De acordo com Angeli, dados mostram que a chance de morrer em um assalto estando armado é maior – o que contradiz o argumento de que a arma de fogo é um bom instrumento de defesa. “O bandido estuda a vítima antes de atacar e conta com o fator surpresa, dificultando um contra-ataque”, esclarece.
Mercado ilegal abastecido
A flexibilização do Estatuto do Desarmamento já é uma realidade desde 2007, quando projetos de lei aprovados facilitaram, gradativamente, o porte de armas para carreiras técnicas como juristas, fiscais, promotores e seguranças particulares.
Um levantamento realizado pelos Correios mostrou que, entre 2010 e 2017, foram liberadas aproximadamente 66 armas por dia para pessoas físicas. Essas são registradas no Sistema Nacional de Armas (Sinarm), administrado pela Policia Federal. Já o Sistema de Gerenciamento Militar de Armas (Sigma), gerenciado pelo exército, emite licenças específicas para militares, colecionadores e caçadores. Nesse grupo, foram mais de 270 mil registros liberados somente em 2016.
“Um problema grave é que a arma de fogo utilizada pela criminalidade tem, justamente, origem legal. Ela é extraviada, desviada ou roubada e tem seu número de registro apagado, o que dificulta o rastreamento”, relata Cerqueira.
Segundo o pesquisador, em dez anos, cerca de 18 mil armas foram extraviadas de empresas de segurança particular do Estado do Rio de Janeiro, segundo apurado pela CPI das armas da Assembleia Legislativa do Rio de Janeiro (Alerj). “Os dois bancos de dados em vigor hoje, Sigma e Sinarm, não dialogam entre si, o que também prejudica esse monitoramento”, informa. “Em outras palavras, o efeito colateral do aumento da circulação desses produtos legais é alimentar o mercado ilegal”, pontua.
Outro problema é a durabilidade do item que, quando extraviado, pode circular por décadas na ilegalidade. “Muitas das armas aprendidas hoje com criminosos foram vendidas em lojas de departamento antes do estatuto do desarmamento.

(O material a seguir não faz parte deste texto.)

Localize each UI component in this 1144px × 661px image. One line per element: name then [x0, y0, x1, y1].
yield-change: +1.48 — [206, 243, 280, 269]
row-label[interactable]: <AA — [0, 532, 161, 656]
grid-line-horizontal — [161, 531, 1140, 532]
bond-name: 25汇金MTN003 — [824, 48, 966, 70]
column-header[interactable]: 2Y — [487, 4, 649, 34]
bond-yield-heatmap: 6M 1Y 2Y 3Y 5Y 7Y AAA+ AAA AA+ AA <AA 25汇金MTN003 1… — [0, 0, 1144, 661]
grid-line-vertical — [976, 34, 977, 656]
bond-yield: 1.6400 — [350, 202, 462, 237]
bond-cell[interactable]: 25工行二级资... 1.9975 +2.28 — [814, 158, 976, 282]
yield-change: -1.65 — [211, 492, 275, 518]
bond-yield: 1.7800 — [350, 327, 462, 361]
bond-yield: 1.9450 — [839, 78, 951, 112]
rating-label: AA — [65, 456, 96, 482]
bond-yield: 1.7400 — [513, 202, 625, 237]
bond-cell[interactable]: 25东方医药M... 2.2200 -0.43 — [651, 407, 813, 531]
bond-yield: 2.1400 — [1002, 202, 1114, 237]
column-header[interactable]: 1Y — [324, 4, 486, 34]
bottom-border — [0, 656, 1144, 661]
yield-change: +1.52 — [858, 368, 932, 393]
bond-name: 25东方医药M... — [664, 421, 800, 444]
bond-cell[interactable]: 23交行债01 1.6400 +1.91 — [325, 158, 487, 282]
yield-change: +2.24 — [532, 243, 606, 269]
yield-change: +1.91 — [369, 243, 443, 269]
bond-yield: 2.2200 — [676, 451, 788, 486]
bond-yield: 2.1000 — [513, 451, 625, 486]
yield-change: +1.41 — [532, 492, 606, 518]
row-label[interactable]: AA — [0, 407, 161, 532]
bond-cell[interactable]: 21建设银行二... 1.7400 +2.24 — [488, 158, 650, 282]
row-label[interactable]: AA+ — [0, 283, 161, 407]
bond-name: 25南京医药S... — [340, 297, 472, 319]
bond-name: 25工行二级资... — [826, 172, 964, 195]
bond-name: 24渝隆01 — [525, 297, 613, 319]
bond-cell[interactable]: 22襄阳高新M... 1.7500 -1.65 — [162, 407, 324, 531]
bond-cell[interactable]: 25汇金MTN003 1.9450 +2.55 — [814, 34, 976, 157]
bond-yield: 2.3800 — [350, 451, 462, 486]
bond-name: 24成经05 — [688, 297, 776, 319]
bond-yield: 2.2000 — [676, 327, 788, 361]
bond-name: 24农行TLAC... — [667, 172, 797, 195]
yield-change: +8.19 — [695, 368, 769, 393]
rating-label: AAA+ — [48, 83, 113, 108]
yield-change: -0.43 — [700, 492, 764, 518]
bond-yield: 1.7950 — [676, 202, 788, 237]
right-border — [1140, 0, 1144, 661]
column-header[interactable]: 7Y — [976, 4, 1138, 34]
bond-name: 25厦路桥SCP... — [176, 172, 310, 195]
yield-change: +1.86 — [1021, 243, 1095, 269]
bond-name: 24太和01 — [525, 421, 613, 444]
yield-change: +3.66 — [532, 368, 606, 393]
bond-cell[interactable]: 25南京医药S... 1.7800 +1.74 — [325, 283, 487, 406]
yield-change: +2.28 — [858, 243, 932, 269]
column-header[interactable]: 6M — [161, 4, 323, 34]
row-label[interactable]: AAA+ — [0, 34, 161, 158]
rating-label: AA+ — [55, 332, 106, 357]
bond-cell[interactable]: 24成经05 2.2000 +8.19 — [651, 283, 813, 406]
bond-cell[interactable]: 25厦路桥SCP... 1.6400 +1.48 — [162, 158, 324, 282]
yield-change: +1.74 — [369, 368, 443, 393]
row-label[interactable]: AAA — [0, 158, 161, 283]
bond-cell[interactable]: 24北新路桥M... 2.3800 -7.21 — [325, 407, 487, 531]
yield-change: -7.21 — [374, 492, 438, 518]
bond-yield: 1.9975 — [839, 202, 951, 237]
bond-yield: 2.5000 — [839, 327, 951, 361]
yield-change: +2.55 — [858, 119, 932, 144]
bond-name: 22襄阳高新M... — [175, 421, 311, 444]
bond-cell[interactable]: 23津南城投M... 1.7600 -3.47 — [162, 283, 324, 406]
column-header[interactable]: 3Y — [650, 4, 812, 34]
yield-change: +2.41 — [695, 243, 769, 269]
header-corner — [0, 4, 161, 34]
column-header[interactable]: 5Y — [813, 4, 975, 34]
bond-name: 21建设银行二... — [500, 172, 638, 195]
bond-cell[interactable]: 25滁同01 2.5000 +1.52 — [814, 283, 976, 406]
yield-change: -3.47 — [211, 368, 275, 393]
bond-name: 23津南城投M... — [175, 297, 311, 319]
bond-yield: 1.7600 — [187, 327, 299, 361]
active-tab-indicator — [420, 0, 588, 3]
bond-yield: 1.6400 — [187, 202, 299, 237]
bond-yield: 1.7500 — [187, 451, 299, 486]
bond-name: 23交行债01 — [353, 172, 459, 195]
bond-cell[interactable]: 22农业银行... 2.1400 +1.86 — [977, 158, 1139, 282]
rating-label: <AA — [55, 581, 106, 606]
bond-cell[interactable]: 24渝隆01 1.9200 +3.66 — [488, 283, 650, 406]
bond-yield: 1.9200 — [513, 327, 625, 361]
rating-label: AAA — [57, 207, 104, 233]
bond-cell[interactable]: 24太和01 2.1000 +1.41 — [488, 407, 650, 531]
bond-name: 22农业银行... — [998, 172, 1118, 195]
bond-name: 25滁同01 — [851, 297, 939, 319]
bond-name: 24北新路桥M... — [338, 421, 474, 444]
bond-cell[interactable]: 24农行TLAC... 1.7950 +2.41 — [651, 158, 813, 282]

Possuem mais de 30 anos e ainda funcionam”.
Interesses econômicos
Um levantamento do site Congresso em Foco apontou que o número de parlamentares eleitos e vinculados à chamada bancada da bala, que defende o fim do desarmamento, saltou de 36 para 102 entre 2014 e 2018. Já dados do Tribunal Superior Eleitoral mostram que a principal empresa fornecedora de armas para as polícias militar e federal, a Taurus, doou legalmente R$ 870 mil para campanhas de políticos somente nas eleições de 2014.
“Penso que o maior interessado na revogação e flexibilização do estatuto do desarmamento é a indústria bélica, que lucraria com a venda de mais produtos. Não beneficiaria a população”, opina Angeli.
Para Cerqueira, a vinculação do fim da violência ao armamento da população é uma saída simplista e populista. “É um argumento que vai ao encontro de uma população que está atemorizada. Contudo, vivemos em um país já polarizado e dividido. O aumento da circulação de armas nessas condições é uma tragédia anunciada, haveria muitas mortes”, lamenta.
Angeli defende que todos os segmentos da população ficariam vulneráveis à violência com o fim do Estatuto do Desarmamento. Contudo, grupos minorizados seriam especialmente impactados. “Como os jovens negros da periferia, LGBTIs, mulheres, indígenas e lideranças ambientais”, aponta.